After Your Surgery

After surgery, most patients are taken to the post-anesthesia care unit (PACU), where the nursing staff will make you comfortable and monitor your condition as you recover. If you require a higher-than-normal level of care after your surgery, you may be taken to an intensive care unit (ICU) directly from the operating room. Family members are generally not permitted to accompany adult patients into the recovery room (Post-Anesthesia Care Unit) areas. Exceptions are made for pediatric patients and patients with special needs, such as a translator. If you will be staying overnight in the Hospital, Family members and guests will be able to visit you in your hospital room during normal visiting hours. After you have been observed and recovered sufficiently, you will be transferred either to your regular hospital room (if you are staying overnight) or to an ambulatory discharge area in preparation for going home.

Going Home

If you are an ambulatory surgery patient (going home the same day as surgery), you must have a responsible adult to accompany you home. New York State requires that every patient who has had anesthesia and/or sedation must be escorted home after ambulatory surgery. Because you may feel drowsy from even minor surgery and light sedation, it is also advisable for you to have someone help take care of you at home after ambulatory surgery. The Hospital can help you arrange a medical transport service home at your expense. If you will require Home Care services when you leave the hospital, please advise your doctor in advance.

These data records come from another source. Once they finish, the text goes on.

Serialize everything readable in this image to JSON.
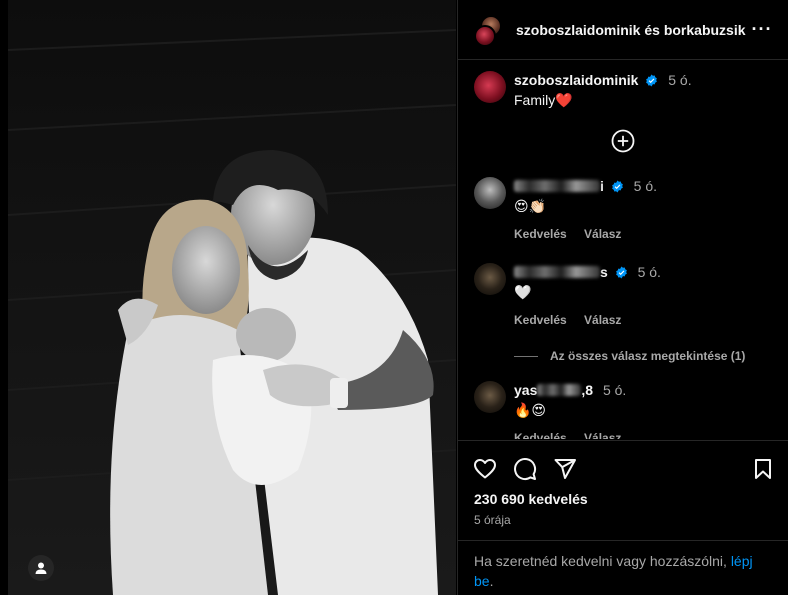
{
  "header": {
    "title": "szoboszlaidominik és borkabuzsik"
  },
  "caption": {
    "username": "szoboszlaidominik",
    "time": "5 ó.",
    "text": "Family"
  },
  "comments": [
    {
      "username": "",
      "username_suffix": "i",
      "time": "5 ó.",
      "text": "😍👏🏻",
      "actions": {
        "like": "Kedvelés",
        "reply": "Válasz"
      }
    },
    {
      "username": "",
      "username_suffix": "s",
      "time": "5 ó.",
      "text": "🤍",
      "actions": {
        "like": "Kedvelés",
        "reply": "Válasz"
      },
      "view_replies": "Az összes válasz megtekintése (1)"
    },
    {
      "username": "yas",
      "username_suffix": ",8",
      "time": "5 ó.",
      "text": "🔥😍",
      "actions": {
        "like": "Kedvelés",
        "reply": "Válasz"
      }
    }
  ],
  "stats": {
    "likes": "230 690 kedvelés",
    "ago": "5 órája"
  },
  "login_prompt": {
    "text": "Ha szeretnéd kedvelni vagy hozzászólni, ",
    "link": "lépj be",
    "end": "."
  },
  "colors": {
    "background": "#000000",
    "link": "#0095f6",
    "verified": "#0095f6",
    "secondary_text": "#a8a8a8"
  }
}
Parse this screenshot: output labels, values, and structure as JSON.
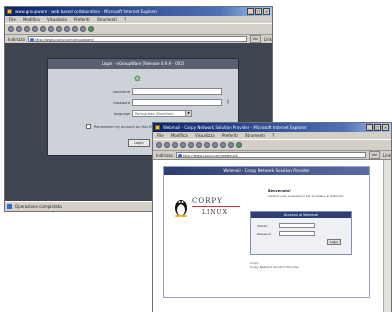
{
  "window1": {
    "title": "www.groupware - web based collaboration - Microsoft Internet Explorer",
    "menu": [
      "File",
      "Modifica",
      "Visualizza",
      "Preferiti",
      "Strumenti",
      "?"
    ],
    "address_label": "Indirizzo",
    "address": "http://www.corpy.com/groupware/",
    "go_label": "Vai",
    "links_label": "Link",
    "login": {
      "header": "Login - eGroupWare [Release 0.9.9 - 002]",
      "username_label": "username",
      "password_label": "password",
      "language_label": "language",
      "language_value": "Portuguese (Brazilian)",
      "remember_label": "Remember my account on this PC",
      "login_button": "Login"
    },
    "status": "Operazione completata"
  },
  "window2": {
    "title": "Webmail - Corpy Network Solution Provider - Microsoft Internet Explorer",
    "menu": [
      "File",
      "Modifica",
      "Visualizza",
      "Preferiti",
      "Strumenti",
      "?"
    ],
    "address_label": "Indirizzo",
    "address": "http://www.corpy.com/webmail/",
    "go_label": "Vai",
    "links_label": "Link",
    "webmail": {
      "header": "Webmail - Corpy Network Solution Provider",
      "logo_top": "CORPY",
      "logo_bottom": "LINUX",
      "welcome_title": "Benvenuto!",
      "welcome_text": "Inserire user e password per accedere al webmail.",
      "access_header": "Accesso ai Webmail",
      "user_label": "Utente",
      "password_label": "Password",
      "login_button": "Login",
      "footer_line1": "Corpy",
      "footer_line2": "Corpy Network Solution Provider"
    }
  },
  "colors": {
    "titlebar_start": "#0a246a",
    "eg_background": "#3e4550",
    "webmail_header": "#2e3e72"
  }
}
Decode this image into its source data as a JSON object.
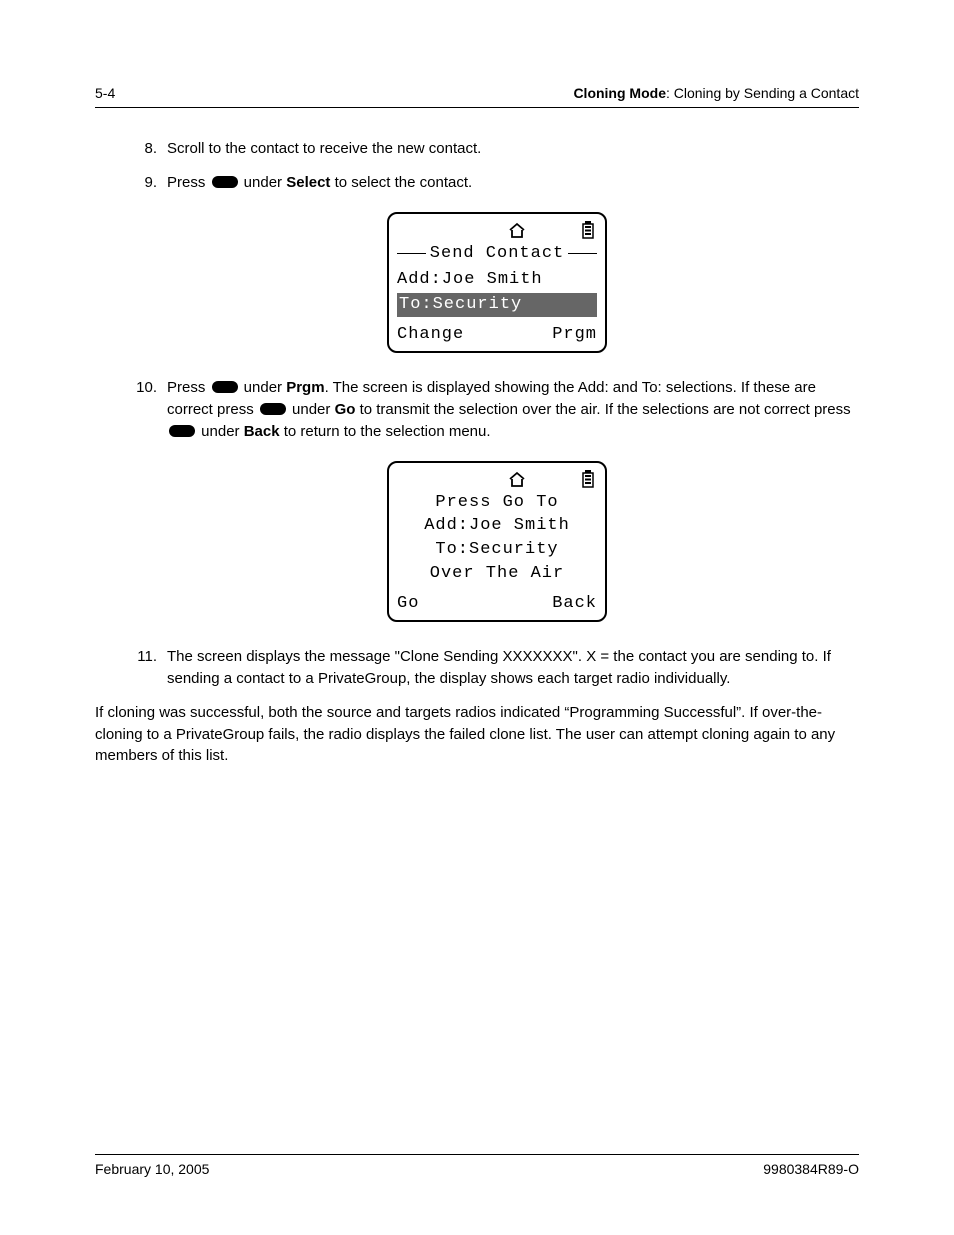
{
  "header": {
    "page_num": "5-4",
    "section_bold": "Cloning Mode",
    "section_rest": ": Cloning by Sending a Contact"
  },
  "steps": {
    "s8": {
      "num": "8.",
      "text": "Scroll to the contact to receive the new contact."
    },
    "s9": {
      "num": "9.",
      "pre": "Press ",
      "mid": " under ",
      "bold": "Select",
      "post": " to select the contact."
    },
    "s10": {
      "num": "10.",
      "p1_pre": "Press ",
      "p1_mid": " under ",
      "p1_bold": "Prgm",
      "p1_post": ". The screen is displayed showing the Add: and To: selections. If these are correct press ",
      "p2_mid": " under ",
      "p2_bold": "Go",
      "p2_post": " to transmit the selection over the air. If the selections are not correct press ",
      "p3_mid": " under ",
      "p3_bold": "Back",
      "p3_post": " to return to the selection menu."
    },
    "s11": {
      "num": "11.",
      "text": "The screen displays the message \"Clone Sending XXXXXXX\". X = the contact you are sending to. If sending a contact to a PrivateGroup, the display shows each target radio individually."
    }
  },
  "lcd1": {
    "title": "Send Contact",
    "line1": "Add:Joe Smith",
    "line2": "To:Security",
    "sk_left": "Change",
    "sk_right": "Prgm"
  },
  "lcd2": {
    "line1": "Press Go To",
    "line2": "Add:Joe Smith",
    "line3": "To:Security",
    "line4": "Over The Air",
    "sk_left": "Go",
    "sk_right": "Back"
  },
  "closing_para": "If cloning was successful, both the source and targets radios indicated “Programming Successful”. If over-the-cloning to a PrivateGroup fails, the radio displays the failed clone list. The user can attempt cloning again to any members of this list.",
  "footer": {
    "date": "February 10, 2005",
    "docnum": "9980384R89-O"
  }
}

If you have had sedation/anesthesia for your procedure, it may temporarily impair your judgment or sensory/motor skills. Therefore, it is recommended that you do not drive, operate heavy/dangerous machinery, or make important decisions for the rest of the day.

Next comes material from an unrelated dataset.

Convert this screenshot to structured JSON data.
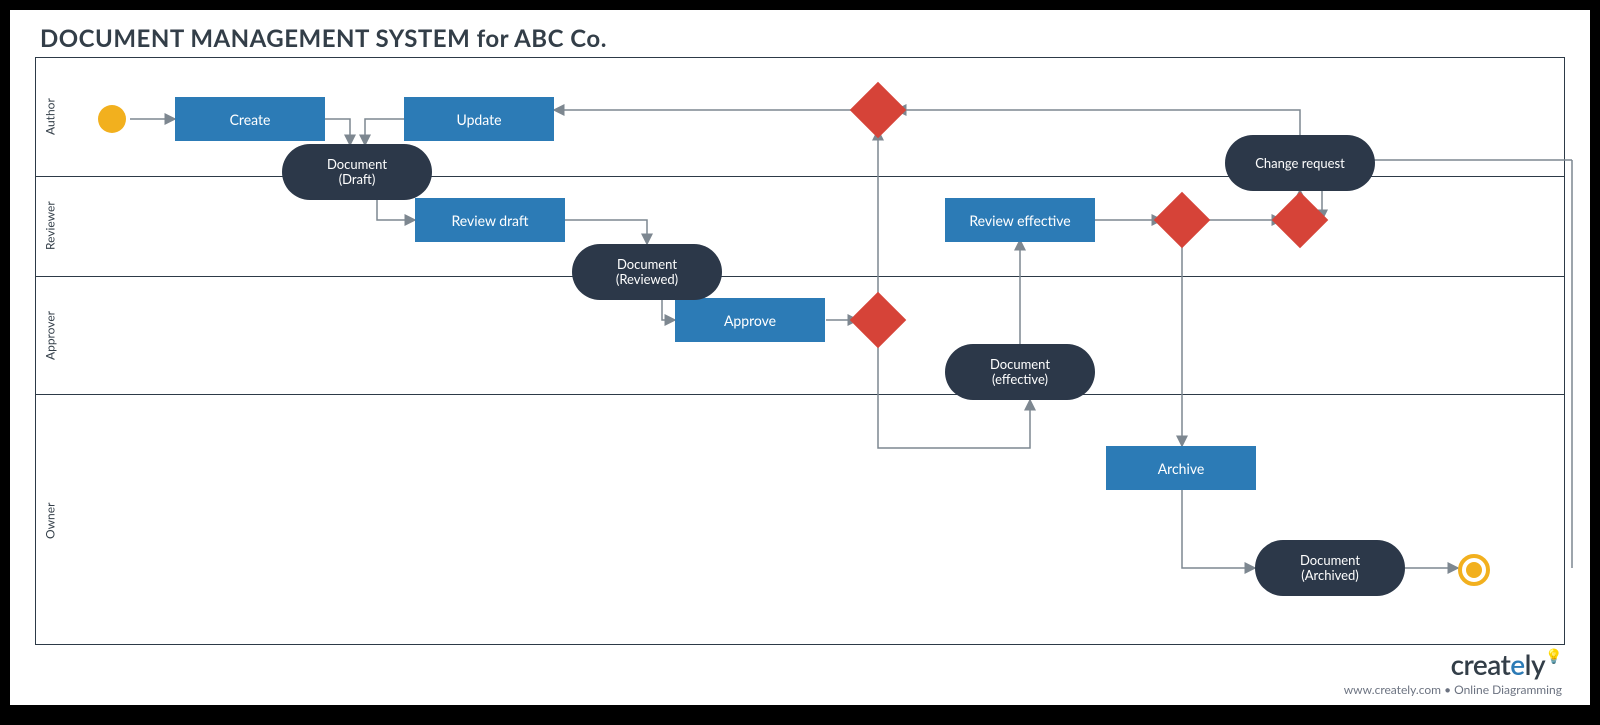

To make your after-surgery experience is as comfortable as possible, you will receive specific discharge instructions from your surgeon/proceduralist and a telephone number to call, should you have any questions. You may receive prescriptions from your doctor for pain or to prevent infections. You will also receive follow-up calls from your surgeon/proceduralist or nurse and from your anesthesiologist to monitor the progress of your recovery.